Let’s assume Sammy runs a coffee shop in Sydney’s North-West and earns $100,000 p.a. (after business expenses). In the 2014/15 financial year, he would pay income tax of approximately $27,000, providing him with a net amount of $73,000. If Sammy was to make a $25,000 personal Concessional Contribution to superannuation, his taxable income would reduce to $75,000 and he would pay income tax of approximately $17,500. Contributions tax of 15%, $3,750 would also be payable, resulting in a total tax liability of $21,250 and a combined net amount of $78,750. This equates to an overall benefit of $5,750 in one year!
Of course, Sammy would need to ensure that he has enough personal net income to cover his living expenses, because any amount contributed to superannuation is only accessible once he reaches a condition of release.
For an employee, the strategy would be the same, but instead of making a personal Concessional Contribution, the employee would arrange to salary sacrifice into superannuation.
You must always consider any SG Levy contributions, as these count towards your Concessional Contribution cap and, if you are over age 65 and wish to contribute, you will need to satisfy the Superannuation Work Test (more information).
2. Commencing an Income Stream
This is a way of minimising tax that not a lot of people take into account when putting in place retirement strategies. The savings can be significant for those with large account balances.
For this strategy to work for you, you need to have the ability to access your superannuation saving, even if just a non commutable income stream.
There are two main phases of superannuation. Accumulation phase and Draw Down phase.
To understand how commencing an income stream can avoid tax, you must realise that your superannuation balance is invested. Regardless of where you hold your superannuation, it is invested in something. Bank accounts and Term Deposits are an investments that earn interest. Managed funds pay distributions and can receive capital gains. Shares pay dividends and can receive capital gains. Property pays rent and can receive capital gains.
If your superannuation is in Accumulation Phase (i.e. you are not receiving an income stream), all the earnings noted above within your account will be taxed at up to 15%.
For example, if your superannuation balance is $1,000,000 and you receive term deposit interest of 4% ($40,000 p.a.), $6,000 in tax will be payable. If your balance is invested in growth orientated assets such as shares, property, etc. potential capital gains tax (CGT) would be added to this.
Therefore, by converting your balance to Draw Down phase, using the example above, you would not be required to pay the $6,000 tax (or any CGT for that matter).
If commencing an income stream sounds appealing for this reason, there a couple of things you need to consider. Firstly, commencing an income stream will require you to personally receive at lest the minimum income payments, calculated based on your age and account balance. This will reduce your superannuation balance and may cause a build up in your personal accounts if the income is not needed to assist with covering living expenses. Secondly, if you are under age 60, part of the income you receive may be assessable and taxable at your marginal tax rate, together with any other earnings. This personal income tax may reduce the benefit of the earnings taxed saved within super.
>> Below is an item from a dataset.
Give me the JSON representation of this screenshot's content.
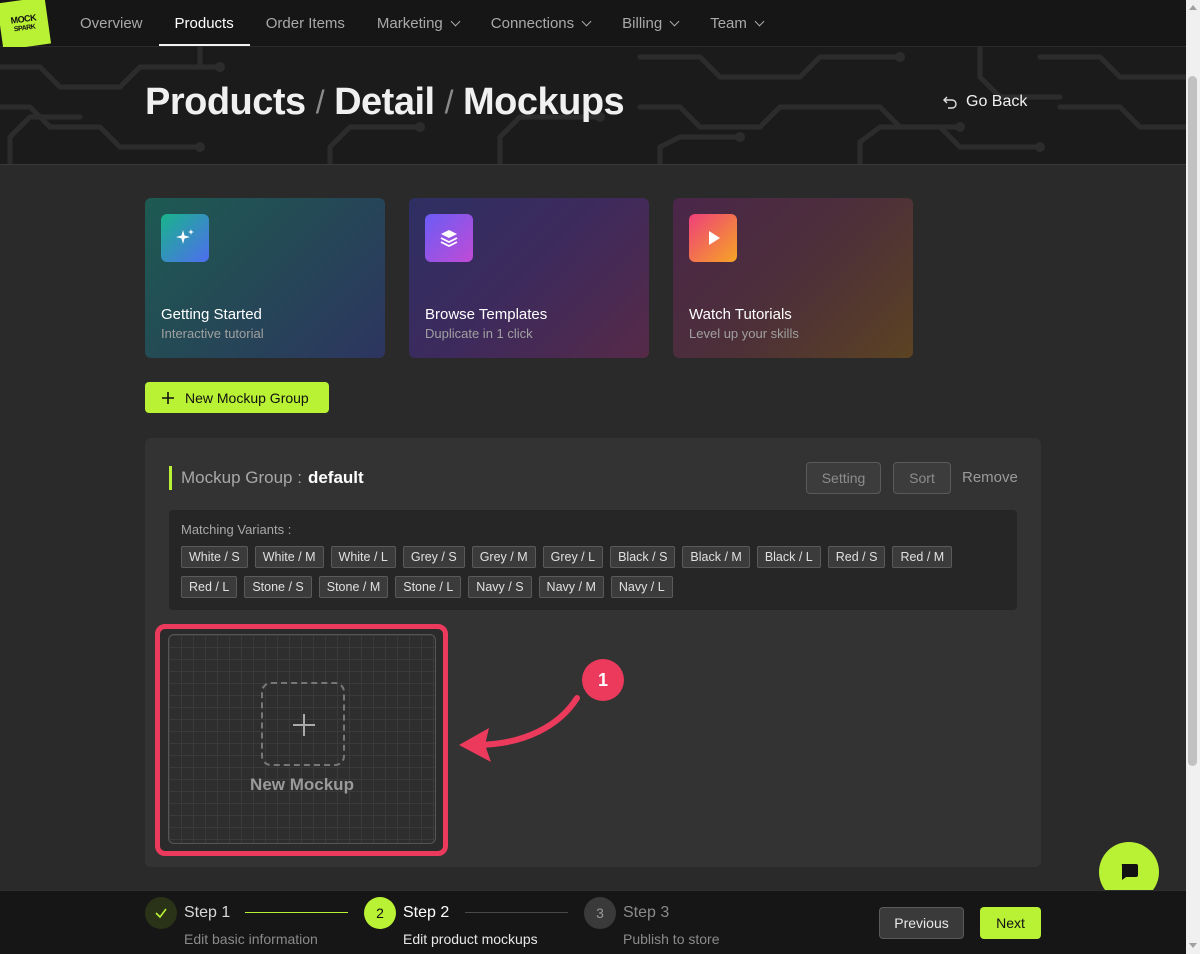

What about a Combination of Contributions and an Income Stream?
You may be in a position where you can commence an income stream AND make super contributions. This is often referred to as a Transition to Retirement Strategy. An example of how this works can be found here.
It is essential that you discuss these types of strategies with an adviser and/or tax accountant prior to implementation to ensure it is suited to your circumstances.